If $Q^{(m)} = c_m Q$ for $c_m > 0$ and $Q^\otimes = \sum_m I^{\otimes(m-1)} \otimes Q^{(m)} \otimes I^{\otimes(N-m)}$, it can be shown that $\mathcal{D}_{Q^\otimes}(f^{\otimes N})/Var_{p^{\otimes N}}(f^{\otimes N}) = N \langle c \rangle \mathcal{D}_Q(f)/Var_{p}(f)$, where the arithmetic mean is indicated. Which is great and all, but:

Is the infimum of $\mathcal{D}_{Q^\otimes}/Var_{p^{\otimes > N}}$ actually attained for an argument of the form $f^{\otimes N}$?

I feel like the answer should be trivial but for some reason I'm not seeing it.
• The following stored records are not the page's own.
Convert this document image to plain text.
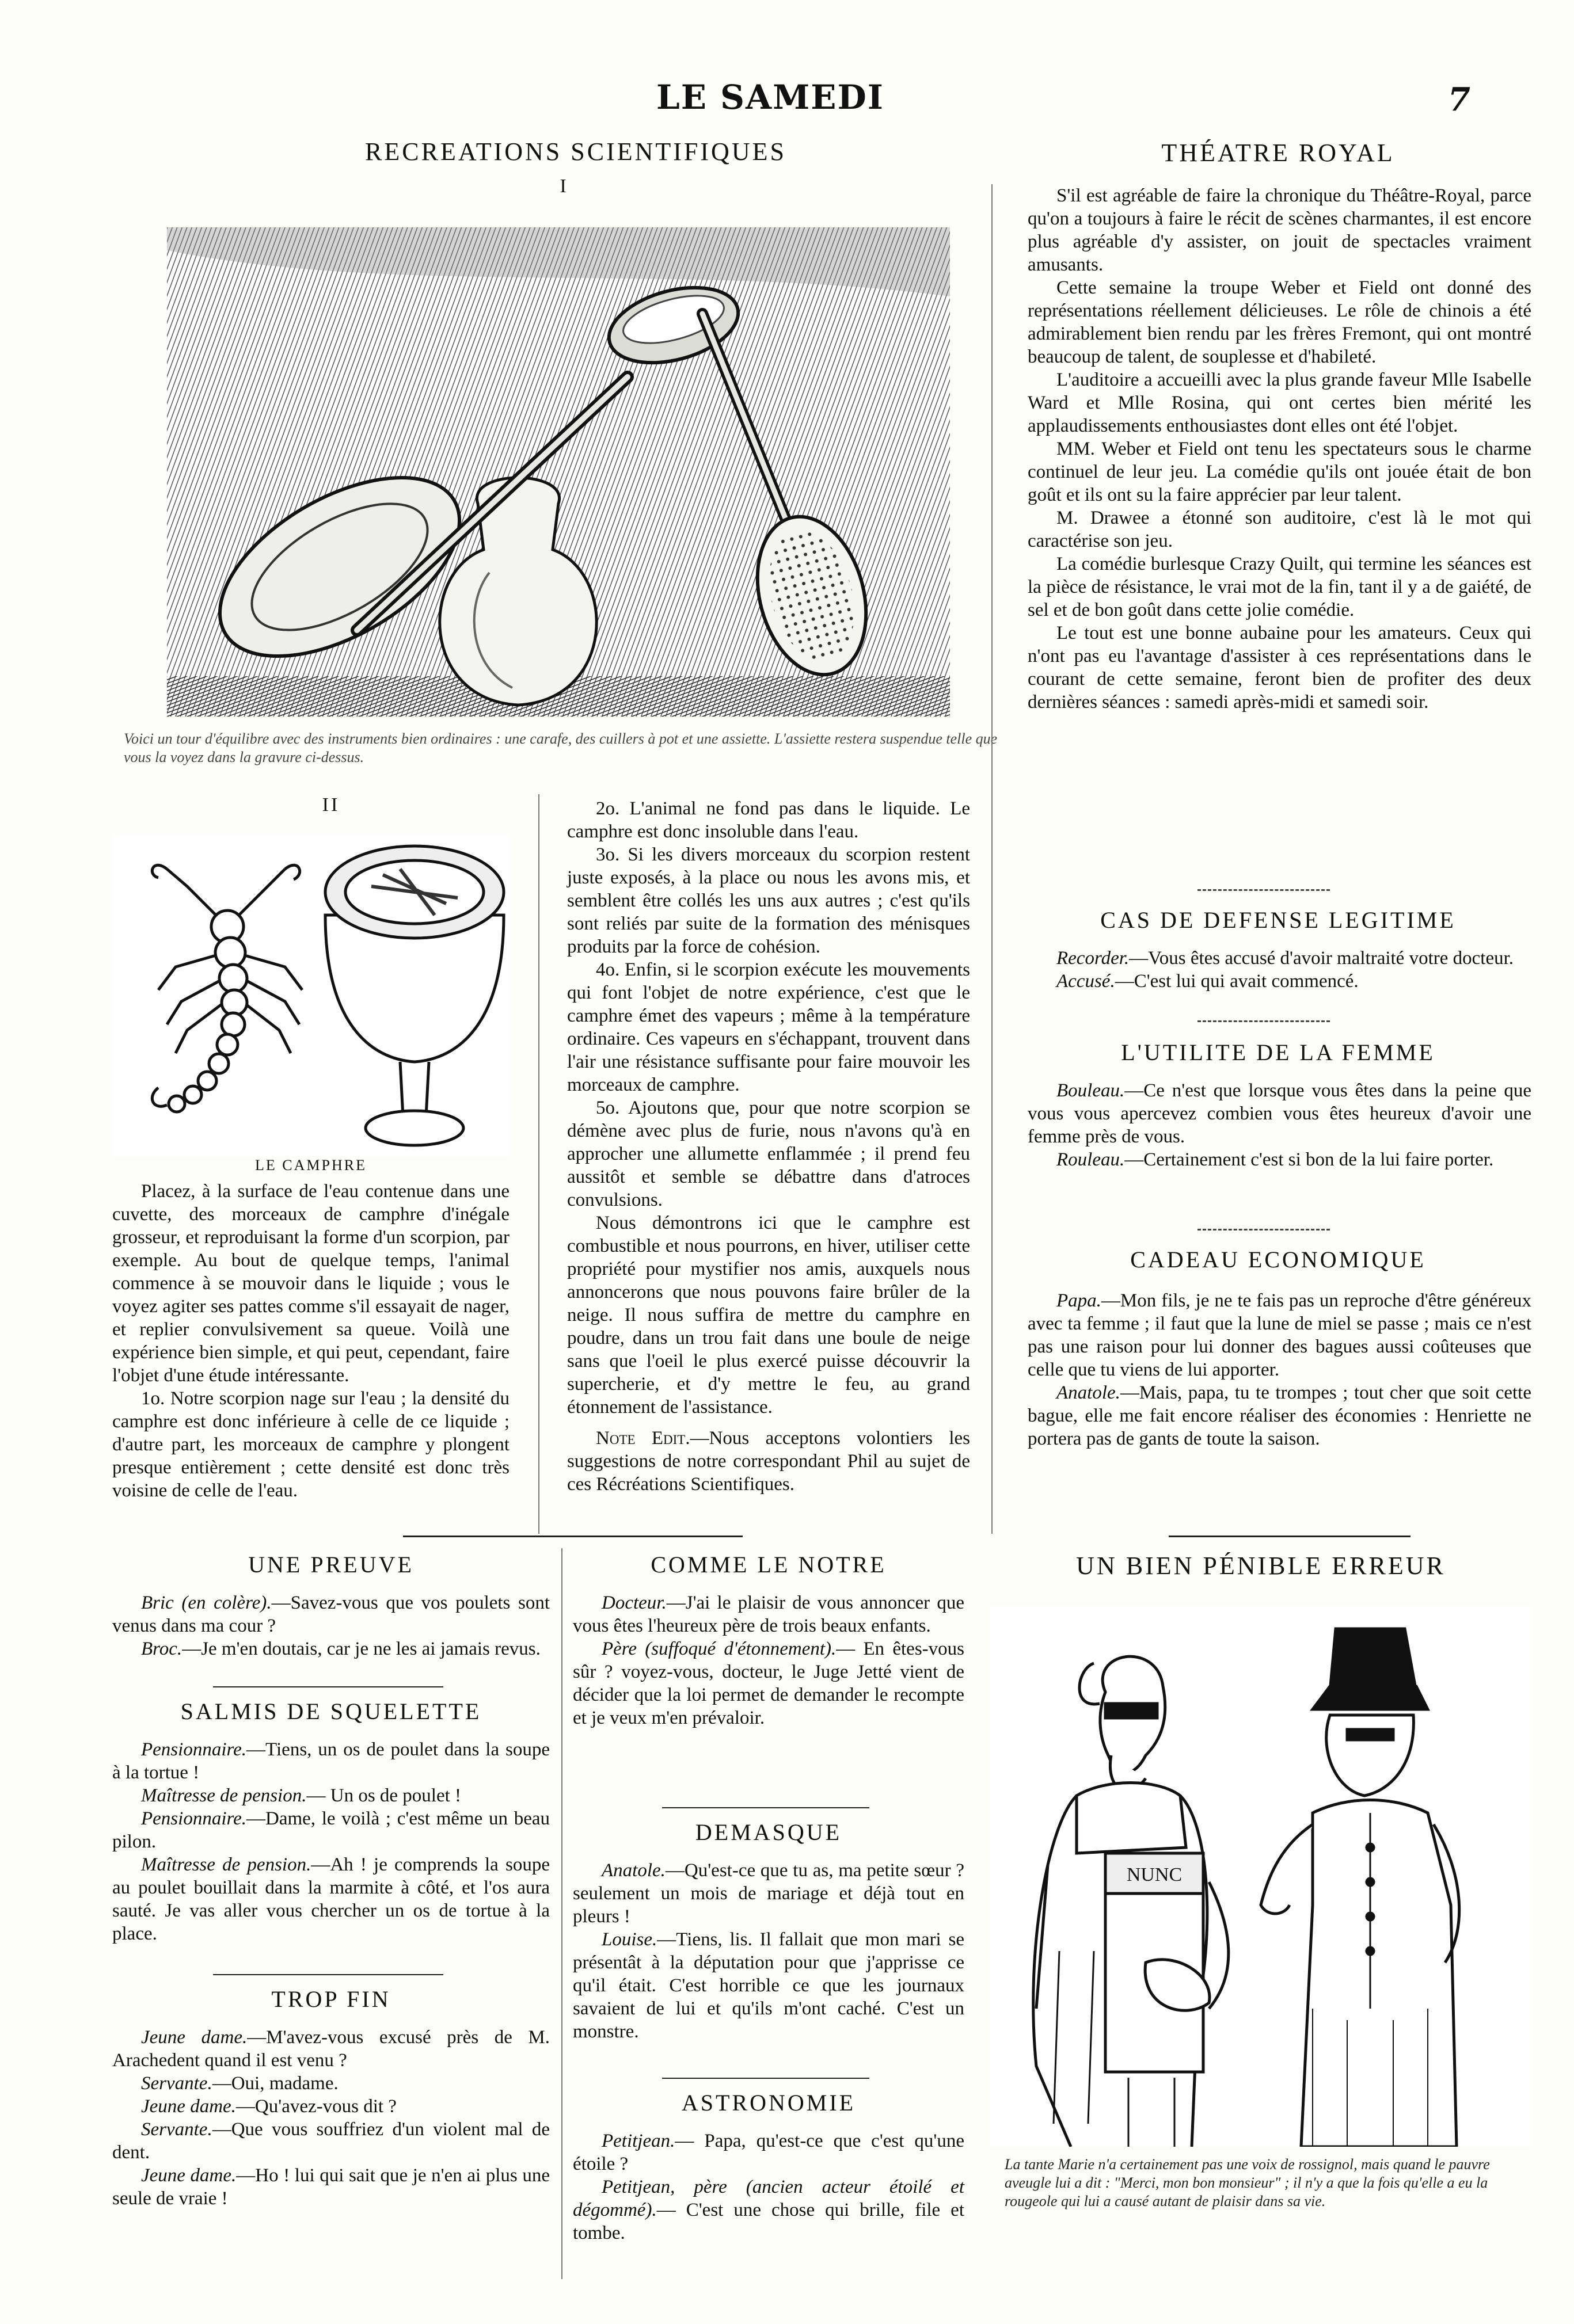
LE SAMEDI	7
RECREATIONS SCIENTIFIQUES
I
Voici un tour d'équilibre avec des instruments bien ordinaires : une carafe, des cuillers à pot et une assiette. L'assiette restera suspendue telle que vous la voyez dans la gravure ci-dessus.
II
LE CAMPHRE

Placez, à la surface de l'eau contenue dans une cuvette, des morceaux de camphre d'inégale grosseur, et reproduisant la forme d'un scorpion, par exemple. Au bout de quelque temps, l'animal commence à se mouvoir dans le liquide ; vous le voyez agiter ses pattes comme s'il essayait de nager, et replier convulsivement sa queue. Voilà une expérience bien simple, et qui peut, cependant, faire l'objet d'une étude intéressante.

1o. Notre scorpion nage sur l'eau ; la densité du camphre est donc inférieure à celle de ce liquide ; d'autre part, les morceaux de camphre y plongent presque entièrement ; cette densité est donc très voisine de celle de l'eau.

2o. L'animal ne fond pas dans le liquide. Le camphre est donc insoluble dans l'eau.

3o. Si les divers morceaux du scorpion restent juste exposés, à la place ou nous les avons mis, et semblent être collés les uns aux autres ; c'est qu'ils sont reliés par suite de la formation des ménisques produits par la force de cohésion.

4o. Enfin, si le scorpion exécute les mouvements qui font l'objet de notre expérience, c'est que le camphre émet des vapeurs ; même à la température ordinaire. Ces vapeurs en s'échappant, trouvent dans l'air une résistance suffisante pour faire mouvoir les morceaux de camphre.

5o. Ajoutons que, pour que notre scorpion se démène avec plus de furie, nous n'avons qu'à en approcher une allumette enflammée ; il prend feu aussitôt et semble se débattre dans d'atroces convulsions.

Nous démontrons ici que le camphre est combustible et nous pourrons, en hiver, utiliser cette propriété pour mystifier nos amis, auxquels nous annoncerons que nous pouvons faire brûler de la neige. Il nous suffira de mettre du camphre en poudre, dans un trou fait dans une boule de neige sans que l'oeil le plus exercé puisse découvrir la supercherie, et d'y mettre le feu, au grand étonnement de l'assistance.

Note Edit.—Nous acceptons volontiers les suggestions de notre correspondant Phil au sujet de ces Récréations Scientifiques.

THÉATRE ROYAL

S'il est agréable de faire la chronique du Théâtre-Royal, parce qu'on a toujours à faire le récit de scènes charmantes, il est encore plus agréable d'y assister, on jouit de spectacles vraiment amusants.

Cette semaine la troupe Weber et Field ont donné des représentations réellement délicieuses. Le rôle de chinois a été admirablement bien rendu par les frères Fremont, qui ont montré beaucoup de talent, de souplesse et d'habileté.

L'auditoire a accueilli avec la plus grande faveur Mlle Isabelle Ward et Mlle Rosina, qui ont certes bien mérité les applaudissements enthousiastes dont elles ont été l'objet.

MM. Weber et Field ont tenu les spectateurs sous le charme continuel de leur jeu. La comédie qu'ils ont jouée était de bon goût et ils ont su la faire apprécier par leur talent.

M. Drawee a étonné son auditoire, c'est là le mot qui caractérise son jeu.

La comédie burlesque Crazy Quilt, qui termine les séances est la pièce de résistance, le vrai mot de la fin, tant il y a de gaiété, de sel et de bon goût dans cette jolie comédie.

Le tout est une bonne aubaine pour les amateurs. Ceux qui n'ont pas eu l'avantage d'assister à ces représentations dans le courant de cette semaine, feront bien de profiter des deux dernières séances : samedi après-midi et samedi soir.

CAS DE DEFENSE LEGITIME

Recorder.—Vous êtes accusé d'avoir maltraité votre docteur.

Accusé.—C'est lui qui avait commencé.

L'UTILITE DE LA FEMME

Bouleau.—Ce n'est que lorsque vous êtes dans la peine que vous vous apercevez combien vous êtes heureux d'avoir une femme près de vous.

Rouleau.—Certainement c'est si bon de la lui faire porter.

CADEAU ECONOMIQUE

Papa.—Mon fils, je ne te fais pas un reproche d'être généreux avec ta femme ; il faut que la lune de miel se passe ; mais ce n'est pas une raison pour lui donner des bagues aussi coûteuses que celle que tu viens de lui apporter.

Anatole.—Mais, papa, tu te trompes ; tout cher que soit cette bague, elle me fait encore réaliser des économies : Henriette ne portera pas de gants de toute la saison.

UNE PREUVE

Bric (en colère).—Savez-vous que vos poulets sont venus dans ma cour ?

Broc.—Je m'en doutais, car je ne les ai jamais revus.

SALMIS DE SQUELETTE

Pensionnaire.—Tiens, un os de poulet dans la soupe à la tortue !

Maîtresse de pension.— Un os de poulet !

Pensionnaire.—Dame, le voilà ; c'est même un beau pilon.

Maîtresse de pension.—Ah ! je comprends la soupe au poulet bouillait dans la marmite à côté, et l'os aura sauté. Je vas aller vous chercher un os de tortue à la place.

TROP FIN

Jeune dame.—M'avez-vous excusé près de M. Arachedent quand il est venu ?

Servante.—Oui, madame.

Jeune dame.—Qu'avez-vous dit ?

Servante.—Que vous souffriez d'un violent mal de dent.

Jeune dame.—Ho ! lui qui sait que je n'en ai plus une seule de vraie !

COMME LE NOTRE

Docteur.—J'ai le plaisir de vous annoncer que vous êtes l'heureux père de trois beaux enfants.

Père (suffoqué d'étonnement).— En êtes-vous sûr ? voyez-vous, docteur, le Juge Jetté vient de décider que la loi permet de demander le recompte et je veux m'en prévaloir.

DEMASQUE

Anatole.—Qu'est-ce que tu as, ma petite sœur ? seulement un mois de mariage et déjà tout en pleurs !

Louise.—Tiens, lis. Il fallait que mon mari se présentât à la députation pour que j'apprisse ce qu'il était. C'est horrible ce que les journaux savaient de lui et qu'ils m'ont caché. C'est un monstre.

ASTRONOMIE

Petitjean.— Papa, qu'est-ce que c'est qu'une étoile ?

Petitjean, père (ancien acteur étoilé et dégommé).— C'est une chose qui brille, file et tombe.

UN BIEN PÉNIBLE ERREUR
NUNC
La tante Marie n'a certainement pas une voix de rossignol, mais quand le pauvre aveugle lui a dit : "Merci, mon bon monsieur" ; il n'y a que la fois qu'elle a eu la rougeole qui lui a causé autant de plaisir dans sa vie.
**UPDATE:** Given my answer below, I will award the bounty to the best answer that deals with some combination of finding/addressing any errors in this answer and reconciling the implied result for mixing times of tuples of Markov processes with this paper (PDF) of Ycart and coworkers

viz., if the cutoff and mixing times are equivalent as claimed, why do they appear to grow differently with $N$?

For an $N$-tuple of identical processes, the result (Lemma 2 and Theorem 3) of Ycart *et al.* seems to indicate that the ($L^2$) mixing time should go as $\frac{1}{2} \log N$ times the mixing time of a single process. The calculations here seem to indicate that the mixing time goes as $1/N$ times the mixing time of a single process. Clearly I am mistaken somewhere.